If those whom I had come to seek survived at all, was I not more likely to discover them under such conditions, than among those whom I had seen squeezing the juice from the living bodies of the Killers, as casually as a cook stones raisins?
While I thought thus, my companion’s mind gave no sign, nor had I heard any movement from her. With a sudden start of terror I imagined that she were no longer beside me. It was in that panic fear that I realized how greatly I had come to depend upon her; alike upon her body for its vigor, and upon her mind for its counsel. And beyond this I knew that there was a spiritual quality in our intimacy, through which I was able to face the shadows of the unknown world of the distant future with something of her own serenity.
It was a simple action to reach out to feel where she lay beside me, and yet my hand delayed it.
Partly I may have been deterred by the atmosphere of aloof virginity which always made me diffident of any physical contact, partly it was that I dreaded to test my fear, as a man with a coward’s mind may leave a letter unopened, knowing that it may hold the news of his ruin.
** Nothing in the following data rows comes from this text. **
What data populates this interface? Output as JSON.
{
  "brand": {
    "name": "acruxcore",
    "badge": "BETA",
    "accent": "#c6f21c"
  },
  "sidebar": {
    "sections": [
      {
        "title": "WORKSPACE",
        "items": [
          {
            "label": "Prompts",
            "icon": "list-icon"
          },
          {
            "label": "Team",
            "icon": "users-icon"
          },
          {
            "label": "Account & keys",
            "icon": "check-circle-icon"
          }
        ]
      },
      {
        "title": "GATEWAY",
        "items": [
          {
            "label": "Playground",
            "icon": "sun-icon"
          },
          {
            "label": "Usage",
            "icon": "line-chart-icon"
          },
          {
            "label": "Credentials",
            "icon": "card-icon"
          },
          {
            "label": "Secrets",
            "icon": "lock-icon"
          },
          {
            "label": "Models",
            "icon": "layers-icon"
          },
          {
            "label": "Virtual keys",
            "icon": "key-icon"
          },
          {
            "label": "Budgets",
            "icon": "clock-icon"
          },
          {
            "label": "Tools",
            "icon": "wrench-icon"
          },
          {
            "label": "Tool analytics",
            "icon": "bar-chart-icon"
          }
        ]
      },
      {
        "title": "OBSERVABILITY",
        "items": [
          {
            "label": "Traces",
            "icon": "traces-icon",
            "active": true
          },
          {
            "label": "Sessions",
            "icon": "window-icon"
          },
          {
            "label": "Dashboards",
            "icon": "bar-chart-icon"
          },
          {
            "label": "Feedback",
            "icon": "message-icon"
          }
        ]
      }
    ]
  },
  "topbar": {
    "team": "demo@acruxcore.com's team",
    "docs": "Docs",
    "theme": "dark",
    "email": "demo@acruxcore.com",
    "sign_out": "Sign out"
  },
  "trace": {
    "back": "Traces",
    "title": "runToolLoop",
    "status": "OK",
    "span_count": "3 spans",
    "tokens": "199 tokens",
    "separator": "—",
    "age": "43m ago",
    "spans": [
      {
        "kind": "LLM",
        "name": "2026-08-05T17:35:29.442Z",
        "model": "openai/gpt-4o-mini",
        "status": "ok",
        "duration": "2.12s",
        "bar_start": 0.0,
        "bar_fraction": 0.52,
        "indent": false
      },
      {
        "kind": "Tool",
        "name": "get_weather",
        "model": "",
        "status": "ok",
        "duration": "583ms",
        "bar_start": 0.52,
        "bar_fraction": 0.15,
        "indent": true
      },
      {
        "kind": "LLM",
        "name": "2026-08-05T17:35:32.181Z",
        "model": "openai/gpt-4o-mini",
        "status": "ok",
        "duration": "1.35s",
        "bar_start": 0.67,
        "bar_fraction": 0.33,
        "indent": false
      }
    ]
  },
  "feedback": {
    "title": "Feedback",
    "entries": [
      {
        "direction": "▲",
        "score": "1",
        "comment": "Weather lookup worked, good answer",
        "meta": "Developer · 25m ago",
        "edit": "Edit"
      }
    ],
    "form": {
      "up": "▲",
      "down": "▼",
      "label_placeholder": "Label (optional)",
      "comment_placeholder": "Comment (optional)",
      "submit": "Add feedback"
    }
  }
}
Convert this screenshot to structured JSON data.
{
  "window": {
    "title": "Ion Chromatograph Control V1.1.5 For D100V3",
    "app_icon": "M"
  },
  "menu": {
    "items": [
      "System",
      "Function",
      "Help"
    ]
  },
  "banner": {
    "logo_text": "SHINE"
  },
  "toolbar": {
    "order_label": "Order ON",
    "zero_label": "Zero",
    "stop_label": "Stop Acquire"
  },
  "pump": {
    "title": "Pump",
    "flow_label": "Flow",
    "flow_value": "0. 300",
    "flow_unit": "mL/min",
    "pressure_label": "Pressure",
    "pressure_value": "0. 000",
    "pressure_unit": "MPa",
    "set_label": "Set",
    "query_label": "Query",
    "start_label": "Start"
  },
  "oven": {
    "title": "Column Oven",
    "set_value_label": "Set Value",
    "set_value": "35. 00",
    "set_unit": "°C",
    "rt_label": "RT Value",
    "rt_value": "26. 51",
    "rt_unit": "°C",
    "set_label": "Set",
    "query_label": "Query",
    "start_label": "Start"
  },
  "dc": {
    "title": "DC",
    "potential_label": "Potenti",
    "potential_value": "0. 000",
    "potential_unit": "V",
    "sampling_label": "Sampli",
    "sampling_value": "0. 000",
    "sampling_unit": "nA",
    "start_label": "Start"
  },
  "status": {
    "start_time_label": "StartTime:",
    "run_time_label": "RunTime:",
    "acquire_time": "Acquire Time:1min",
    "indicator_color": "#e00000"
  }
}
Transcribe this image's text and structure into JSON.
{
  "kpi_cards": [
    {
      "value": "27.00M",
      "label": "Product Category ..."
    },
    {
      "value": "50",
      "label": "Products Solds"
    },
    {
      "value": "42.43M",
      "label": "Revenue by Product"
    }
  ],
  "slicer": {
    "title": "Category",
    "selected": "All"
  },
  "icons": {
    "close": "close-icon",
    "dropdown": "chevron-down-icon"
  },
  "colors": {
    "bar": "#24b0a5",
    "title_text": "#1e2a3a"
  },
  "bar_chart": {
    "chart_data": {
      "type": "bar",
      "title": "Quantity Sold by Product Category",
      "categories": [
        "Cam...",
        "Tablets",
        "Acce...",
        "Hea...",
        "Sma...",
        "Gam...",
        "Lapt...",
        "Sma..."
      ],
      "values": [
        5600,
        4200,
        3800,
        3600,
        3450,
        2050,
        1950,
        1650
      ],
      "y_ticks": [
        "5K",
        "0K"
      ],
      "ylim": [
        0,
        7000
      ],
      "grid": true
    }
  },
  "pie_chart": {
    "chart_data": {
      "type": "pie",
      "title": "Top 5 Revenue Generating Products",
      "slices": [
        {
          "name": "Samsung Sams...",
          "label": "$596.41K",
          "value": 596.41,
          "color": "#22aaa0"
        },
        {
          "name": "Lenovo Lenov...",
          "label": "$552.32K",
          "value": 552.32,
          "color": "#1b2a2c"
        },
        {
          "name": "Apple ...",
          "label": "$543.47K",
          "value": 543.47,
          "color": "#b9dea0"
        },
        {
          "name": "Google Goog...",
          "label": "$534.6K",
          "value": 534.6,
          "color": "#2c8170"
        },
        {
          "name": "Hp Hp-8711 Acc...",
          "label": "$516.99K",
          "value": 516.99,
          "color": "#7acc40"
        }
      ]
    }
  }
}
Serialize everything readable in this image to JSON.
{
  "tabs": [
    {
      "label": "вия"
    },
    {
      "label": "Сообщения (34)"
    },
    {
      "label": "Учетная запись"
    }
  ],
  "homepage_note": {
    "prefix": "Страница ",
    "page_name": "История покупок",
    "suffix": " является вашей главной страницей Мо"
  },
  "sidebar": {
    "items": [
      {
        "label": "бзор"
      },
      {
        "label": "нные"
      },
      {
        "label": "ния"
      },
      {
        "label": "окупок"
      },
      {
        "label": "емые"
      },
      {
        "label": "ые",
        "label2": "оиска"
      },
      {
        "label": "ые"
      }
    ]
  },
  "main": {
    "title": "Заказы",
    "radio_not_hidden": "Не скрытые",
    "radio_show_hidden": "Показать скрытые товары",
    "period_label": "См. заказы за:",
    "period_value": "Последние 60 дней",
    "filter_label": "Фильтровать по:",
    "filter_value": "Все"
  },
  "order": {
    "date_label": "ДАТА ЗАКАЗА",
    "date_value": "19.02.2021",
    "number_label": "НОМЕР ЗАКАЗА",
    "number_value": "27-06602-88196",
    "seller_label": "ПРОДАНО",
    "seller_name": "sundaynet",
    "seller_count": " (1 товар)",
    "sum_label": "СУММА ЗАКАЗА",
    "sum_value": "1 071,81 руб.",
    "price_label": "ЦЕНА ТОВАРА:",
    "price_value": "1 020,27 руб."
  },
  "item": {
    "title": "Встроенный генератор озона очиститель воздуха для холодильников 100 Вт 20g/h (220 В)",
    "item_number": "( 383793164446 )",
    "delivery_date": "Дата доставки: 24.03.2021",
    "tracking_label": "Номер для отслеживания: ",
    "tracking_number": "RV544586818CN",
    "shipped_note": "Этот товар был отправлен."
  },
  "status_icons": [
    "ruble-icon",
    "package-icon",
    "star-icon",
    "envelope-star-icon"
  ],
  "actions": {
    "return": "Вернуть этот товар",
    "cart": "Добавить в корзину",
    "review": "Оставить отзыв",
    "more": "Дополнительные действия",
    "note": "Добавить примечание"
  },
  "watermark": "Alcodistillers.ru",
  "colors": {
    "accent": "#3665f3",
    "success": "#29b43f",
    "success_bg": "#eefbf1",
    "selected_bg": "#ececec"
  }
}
At last, I felt across the narrow space which had divided us as we lay and watched the concluding drama of our adventure, and with a sense of measureless relief my hand touched lightly for a moment on the smoothness of the soft warm fur.
Her mind opened instantly, realised the mood I showed her, and crossed it with the gaiety with which she ever faced the thought of peril. Then–with the subtle distinction which she always drew between myself and the body in which I lived–she asked me, “Is it more trouble than usual? Has it no gratitude for the rest you have given it?”
I answered, “It is rested by sleep, but has gone without food long beyond its accustomed time. It can do this while it shares your vitality, but afterward the need re-asserts itself with increased urgency. It is cold also, and, as you know, it has suffered recent damage, which it needs rest to repair.”
She replied, “I can give you strength, if you need it, and if you think it wise; but consider.
“We have resolved on an adventure of which we do not know the length or the end. Of myself, I should continue in the ordinary course without food for about four months, after which I should require a time of rest and nourishment, before I should be fit for another year. If necessary, I could continue living, and in some measure of activity, for a much longer period. But I have been giving you of my own energy so freely that, if we continue in this way, I shall be exhausted in a much shorter time. Then I must return to my own place and people, as the food on which you rely–and the Dwellers also–is of no use to me. I ask this–is it better that we should continue to share the strength I have, or should we find food for your body, and so regulate our movements in future that we can make it self-supporting?”